Unlike the original, steel Liberator, though, Wilson’s weapon is almost entirely plastic: Fifteen of its 16 pieces have been created inside an US $8,000 second-hand Stratasys Dimension SST 3D printer, a machine that lays down threads of melted polymer that add up to precisely-shaped solid objects just as easily as a traditional printer lays ink on a page. The only non-printed piece is a common hardware store nail used as its firing pin.
Upon firing the barrel, which was printed over the course of four hours earlier the same morning and the body of the gun seem entirely unscathed.

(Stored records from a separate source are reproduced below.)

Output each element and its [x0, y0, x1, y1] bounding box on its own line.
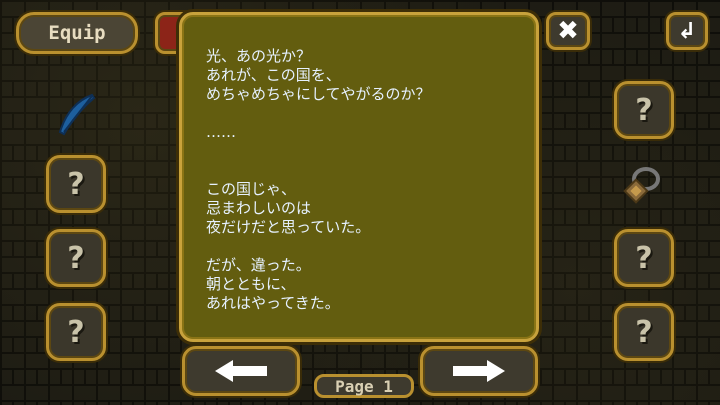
dialog-line: 光、あの光か？	[206, 47, 312, 65]
slot-locked[interactable]: ?	[614, 303, 674, 361]
question-mark: ?	[67, 166, 85, 202]
dialog-line: あれはやってきた。	[206, 294, 340, 312]
question-mark: ?	[67, 240, 85, 276]
dialog-line: 忌まわしいのは	[206, 199, 312, 217]
slot-locked[interactable]: ?	[614, 81, 674, 139]
question-mark: ?	[67, 314, 85, 350]
blue-feather-icon[interactable]	[56, 92, 98, 140]
dialog-text: 光、あの光か？ あれが、この国を、 めちゃめちゃにしてやがるのか？ …… この国じゃ…	[206, 47, 518, 313]
dialog-line	[206, 104, 518, 123]
question-mark: ?	[635, 92, 653, 128]
dialog-line	[206, 161, 518, 180]
dialog-line	[206, 237, 518, 256]
question-mark: ?	[635, 240, 653, 276]
equip-button[interactable]: Equip	[16, 12, 138, 54]
close-button[interactable]: ✖	[546, 12, 590, 50]
slot-locked[interactable]: ?	[46, 229, 106, 287]
prev-page-button[interactable]	[182, 346, 300, 396]
dialog-line	[206, 142, 518, 161]
arrow-left-icon	[215, 360, 267, 382]
slot-locked[interactable]: ?	[46, 303, 106, 361]
return-button[interactable]: ↲	[666, 12, 708, 50]
dialog-line: だが、違った。	[206, 256, 311, 274]
slot-locked[interactable]: ?	[46, 155, 106, 213]
return-icon: ↲	[677, 18, 697, 44]
dialog-line: ……	[206, 123, 236, 141]
dialog-line: めちゃめちゃにしてやがるのか？	[206, 85, 431, 103]
dialog-line: あれが、この国を、	[206, 66, 341, 84]
dialog-line: この国じゃ、	[206, 180, 297, 198]
question-mark: ?	[635, 314, 653, 350]
close-icon: ✖	[557, 16, 579, 46]
dialog-line: 朝とともに、	[206, 275, 296, 293]
ring-icon[interactable]	[620, 163, 664, 211]
slot-locked[interactable]: ?	[614, 229, 674, 287]
arrow-right-icon	[453, 360, 505, 382]
dialog-box: 光、あの光か？ あれが、この国を、 めちゃめちゃにしてやがるのか？ …… この国じゃ…	[179, 12, 539, 342]
page-indicator: Page 1	[314, 374, 414, 398]
dialog-line: 夜だけだと思っていた。	[206, 218, 371, 236]
next-page-button[interactable]	[420, 346, 538, 396]
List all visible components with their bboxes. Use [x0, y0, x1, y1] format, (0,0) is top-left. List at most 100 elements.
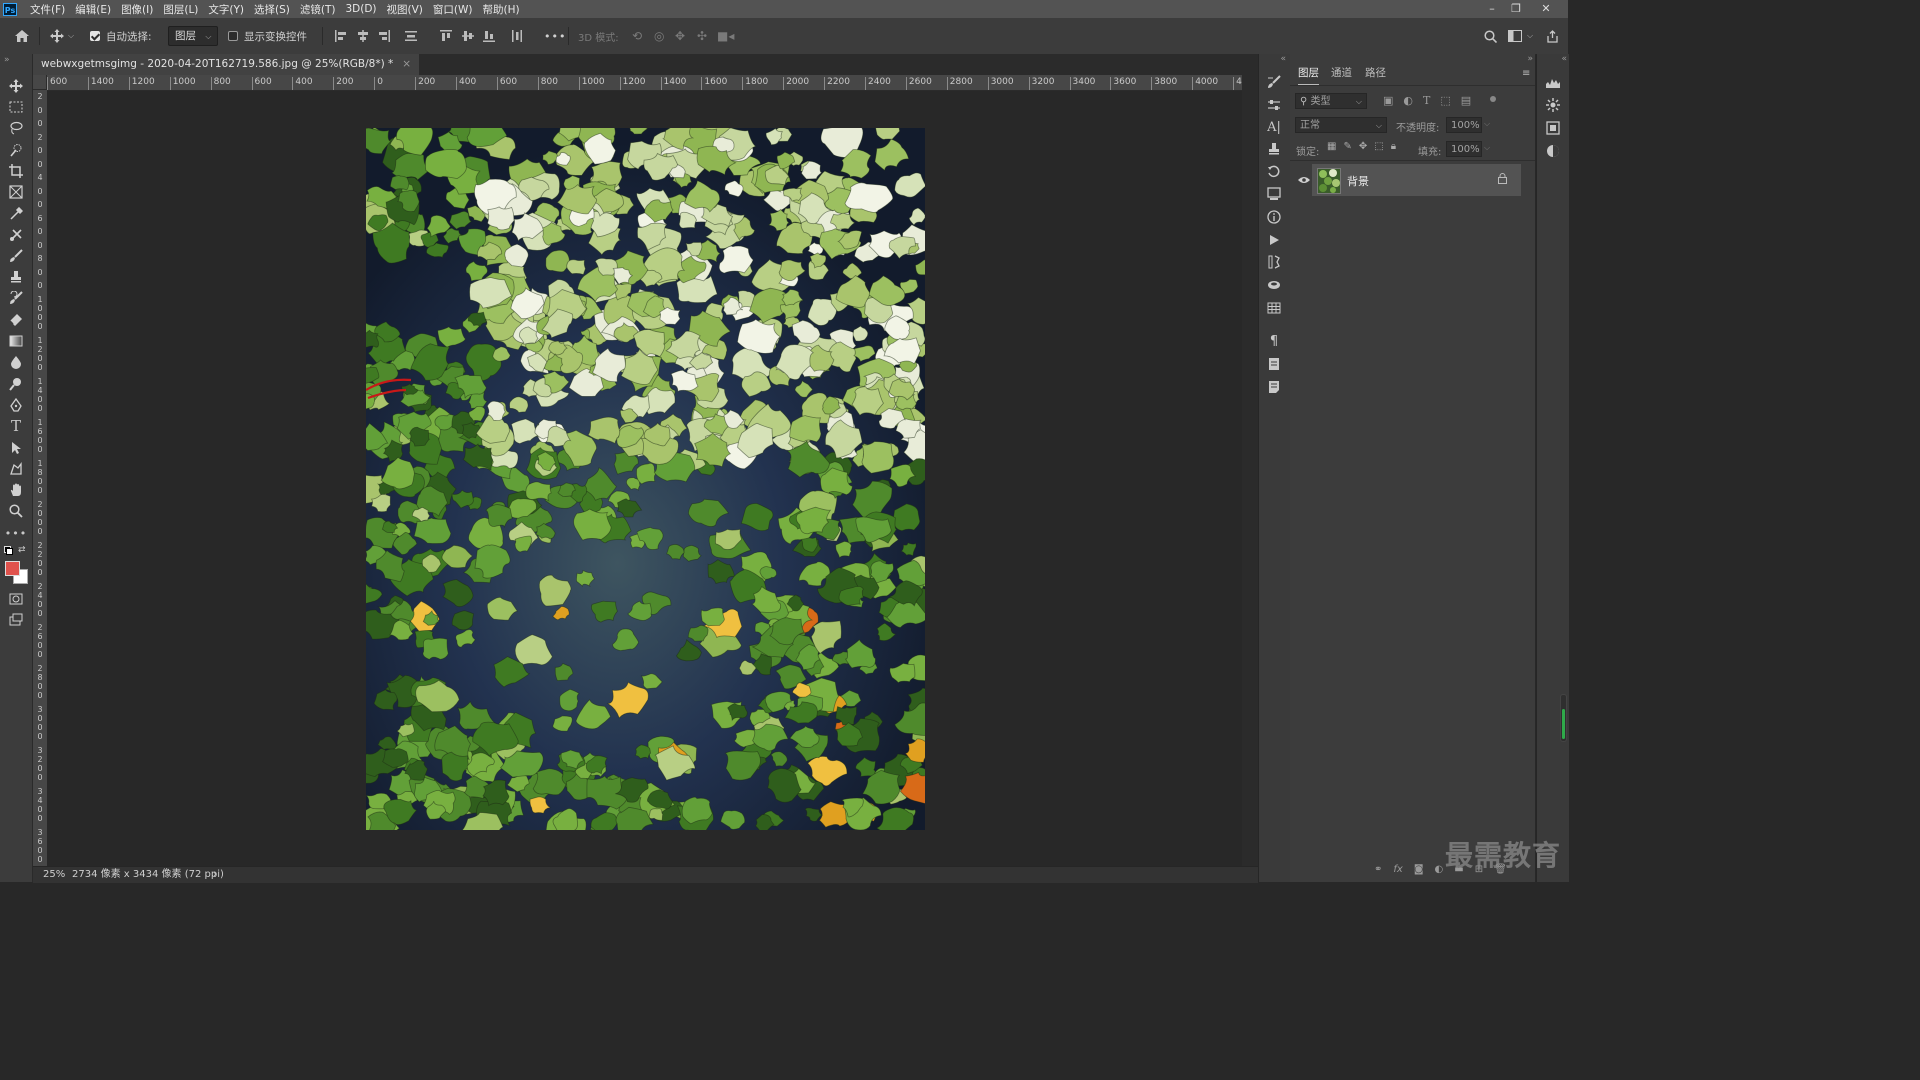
move-tool-preset[interactable]: ⌵	[50, 18, 74, 54]
document-tab[interactable]: webwxgetmsgimg - 2020-04-20T162719.586.j…	[33, 54, 420, 75]
share-button[interactable]	[1546, 18, 1559, 54]
3d-orbit-icon[interactable]: ⟲	[632, 18, 642, 54]
menu-3d[interactable]: 3D(D)	[340, 3, 381, 15]
brush-tool[interactable]	[4, 246, 28, 266]
frame-tool[interactable]	[4, 182, 28, 202]
ruler-origin[interactable]	[33, 75, 47, 90]
align-right-button[interactable]	[378, 18, 390, 54]
eyedropper-tool[interactable]	[4, 204, 28, 224]
filter-pixel-icon[interactable]: ▣	[1383, 94, 1393, 107]
expand-panel-icon[interactable]: »	[1527, 54, 1533, 64]
show-transform-checkbox[interactable]	[228, 18, 238, 54]
filter-shape-icon[interactable]: ⬚	[1440, 94, 1450, 107]
align-hcenter-button[interactable]	[357, 18, 369, 54]
tool-presets-icon[interactable]	[1265, 254, 1283, 270]
horizontal-ruler[interactable]: 600 1400 1200 1000 800 600 400 200 0 200 400 600 800…	[47, 75, 1242, 91]
panel-menu-icon[interactable]: ≡	[1522, 68, 1530, 79]
quick-mask-button[interactable]	[4, 589, 28, 609]
home-button[interactable]	[14, 18, 30, 54]
hand-tool[interactable]	[4, 480, 28, 500]
paragraph-icon[interactable]: ¶	[1265, 333, 1283, 349]
history-brush-tool[interactable]	[4, 288, 28, 308]
timeline-grid-icon[interactable]	[1265, 300, 1283, 316]
align-vcenter-button[interactable]	[462, 18, 474, 54]
info-icon[interactable]	[1265, 209, 1283, 225]
libraries-icon[interactable]	[1544, 120, 1562, 136]
auto-select-target-value[interactable]: 图层 ⌵	[168, 26, 219, 46]
align-top-button[interactable]	[440, 18, 452, 54]
collapse-toolbar-icon[interactable]: »	[4, 55, 10, 65]
auto-select-check[interactable]	[90, 31, 100, 41]
menu-edit[interactable]: 编辑(E)	[70, 2, 116, 17]
shape-tool[interactable]	[4, 459, 28, 479]
actions-play-icon[interactable]	[1265, 232, 1283, 248]
color-wheel-icon[interactable]	[1544, 97, 1562, 113]
blend-mode-dropdown[interactable]: 正常 ⌵	[1295, 117, 1387, 133]
document-image[interactable]	[366, 128, 925, 830]
screen-mode-button[interactable]	[4, 610, 28, 630]
show-transform-check[interactable]	[228, 31, 238, 41]
pen-tool[interactable]	[4, 395, 28, 415]
workspace-button[interactable]: ⌵	[1508, 18, 1533, 54]
distribute-vertical-button[interactable]	[405, 18, 417, 54]
marquee-tool[interactable]	[4, 97, 28, 117]
layer-row-background[interactable]: 背景	[1312, 164, 1521, 196]
swap-colors-icon[interactable]: ⇄	[18, 545, 26, 555]
history-icon[interactable]	[1265, 164, 1283, 180]
clone-source-icon[interactable]	[1265, 141, 1283, 157]
adjustments-icon[interactable]	[1265, 97, 1283, 113]
eraser-tool[interactable]	[4, 310, 28, 330]
canvas-area[interactable]	[47, 91, 1242, 866]
menu-view[interactable]: 视图(V)	[382, 2, 428, 17]
3d-roll-icon[interactable]: ◎	[654, 18, 664, 54]
type-tool[interactable]: T	[4, 416, 28, 436]
auto-select-target-dropdown[interactable]: 图层 ⌵	[168, 18, 219, 54]
lock-transparent-icon[interactable]: ▦	[1327, 141, 1336, 152]
notes-icon[interactable]	[1265, 379, 1283, 395]
3d-camera-icon[interactable]: ■◂	[717, 18, 734, 54]
filter-adjustment-icon[interactable]: ◐	[1403, 94, 1413, 107]
filter-toggle-icon[interactable]	[1490, 96, 1496, 102]
spot-healing-tool[interactable]	[4, 225, 28, 245]
auto-select-checkbox[interactable]	[90, 18, 100, 54]
close-tab-icon[interactable]: ×	[402, 54, 411, 75]
character-panel-icon[interactable]: A|	[1265, 119, 1283, 135]
search-button[interactable]	[1484, 18, 1497, 54]
gradient-tool[interactable]	[4, 331, 28, 351]
brush-settings-icon[interactable]	[1265, 74, 1283, 90]
histogram-icon[interactable]	[1544, 74, 1562, 90]
tab-paths[interactable]: 路径	[1365, 66, 1386, 84]
dodge-tool[interactable]	[4, 374, 28, 394]
layer-filter-dropdown[interactable]: ⚲ 类型 ⌵	[1295, 93, 1367, 109]
tab-layers[interactable]: 图层	[1298, 66, 1319, 85]
layer-visibility-eye-icon[interactable]	[1298, 174, 1310, 187]
vertical-ruler[interactable]: 2 0 0 2 0 0 4 0 0 6 0 0 8 0 0 1000 1200 1400 1600 1800 2000 2…	[33, 90, 48, 866]
layer-name[interactable]: 背景	[1347, 173, 1369, 189]
minimize-button[interactable]: –	[1480, 0, 1504, 18]
tab-channels[interactable]: 通道	[1331, 66, 1352, 84]
lock-artboard-icon[interactable]: ⬚	[1374, 141, 1383, 152]
clone-stamp-tool[interactable]	[4, 267, 28, 287]
close-window-button[interactable]: ✕	[1534, 0, 1558, 18]
lock-pixels-icon[interactable]: ✎	[1343, 141, 1351, 152]
align-bottom-button[interactable]	[483, 18, 495, 54]
styles-icon[interactable]	[1544, 143, 1562, 159]
new-adjustment-layer-icon[interactable]: ◐	[1435, 864, 1444, 875]
vertical-scrollbar[interactable]	[1242, 75, 1258, 866]
paragraph-styles-icon[interactable]	[1265, 356, 1283, 372]
more-options-button[interactable]: •••	[544, 18, 566, 54]
scroll-thumb[interactable]	[1560, 694, 1567, 742]
3d-pan-icon[interactable]: ✥	[675, 18, 685, 54]
quick-selection-tool[interactable]	[4, 140, 28, 160]
info-arrow-icon[interactable]: ›	[213, 867, 217, 883]
opacity-slider-icon[interactable]: ⌵	[1484, 119, 1490, 129]
fill-input[interactable]: 100%	[1446, 141, 1482, 157]
menu-file[interactable]: 文件(F)	[25, 2, 70, 17]
menu-image[interactable]: 图像(I)	[116, 2, 158, 17]
menu-select[interactable]: 选择(S)	[249, 2, 295, 17]
crop-tool[interactable]	[4, 161, 28, 181]
distribute-horizontal-button[interactable]	[511, 18, 523, 54]
filter-type-icon[interactable]: T	[1423, 94, 1430, 107]
collapse-panels-icon[interactable]: «	[1280, 54, 1286, 64]
collapse-strip-icon[interactable]: «	[1561, 54, 1567, 64]
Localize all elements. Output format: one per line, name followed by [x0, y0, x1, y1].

Last August, Wilson, a law student at the University of Texas and a radical libertarian and anarchist, announced the creation of an Austin-based non-profit group called Defense Distributed, with the intention of creating a firearm anyone could fabricate using only a 3D printer. The digital blueprints for that so-called Wiki Weapon, as Wilson imagined it, could be uploaded to the Web and downloaded by anyone, anywhere in the world, hamstringing attempts at gun control and blurring the line between firearm regulation and information censorship.
“You can print a lethal device. It is kind of scary, but that’s what we are aiming to show,” Wilson said. “Anywhere there’s a computer and an Internet connection, there would be the promise of a gun.”
On May 1st, Wilson assembled the 3D-printed pieces of his Liberator for the first time. A day later, that gun was tested on a remote private shooting range an hour’s drive from Austin, Texas.
The verdict: it worked. The Liberator fired a standard .380 handgun round without visible damage, though it also misfired on another occasion when the firing pin failed to hit the primer cap in the loaded cartridge due a misalignment in the hammer body, resulting in an anti-climactic thunk.